Further Information 
====================

For further details see the :doc:`ESDA  API <../../library/esda/index>`.




.. rubric:: Footnotes


.. [#] Hubert, L., R. Golledge and C.M. Costanzo (1981). Generalized procedures for evaluating spatial autocorrelation. Geographical Analysis 13, 224-233.
.. [#] Technical details and derivations can be found in A.D. Cliff and J.K. Ord (1981). Spatial Processes, Models and Applications. London, Pion, pp. 34-41.
.. [#] Messner, S.,  L. Anselin, D. Hawkins, G. Deane, S. Tolnay, R. Baller (2000). An Atlas of the Spatial Patterning of County-Level Homicide, 1960-1990. Pittsburgh, PA, National Consortium on Violence Research (NCOVR)
.. [#] Because the permutations are random, results from those presented here may vary if you replicate this example.
.. [#] Assuncao, R. E. and Reis, E. A. 1999. A new proposal to adjust Moran's I for population density.

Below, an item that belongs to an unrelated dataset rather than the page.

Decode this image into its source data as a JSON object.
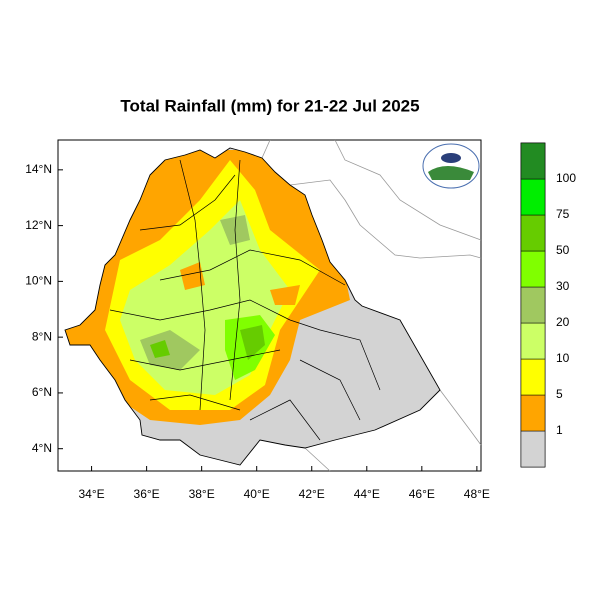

Statistics in Medicine. 18, 2147-2162.
.. [#] The n-1 spatial units other than i are used to generate the empirical distribution of the LISA statistics for each i.
.. [#] Caution is required in interpreting the significance of the LISA statistics due to difficulties with multiple comparisons and a lack of independence across the individual tests. For further discussion see Anselin, L. (1995). "Local indicators of spatial association – LISA". Geographical Analysis, 27, 93-115.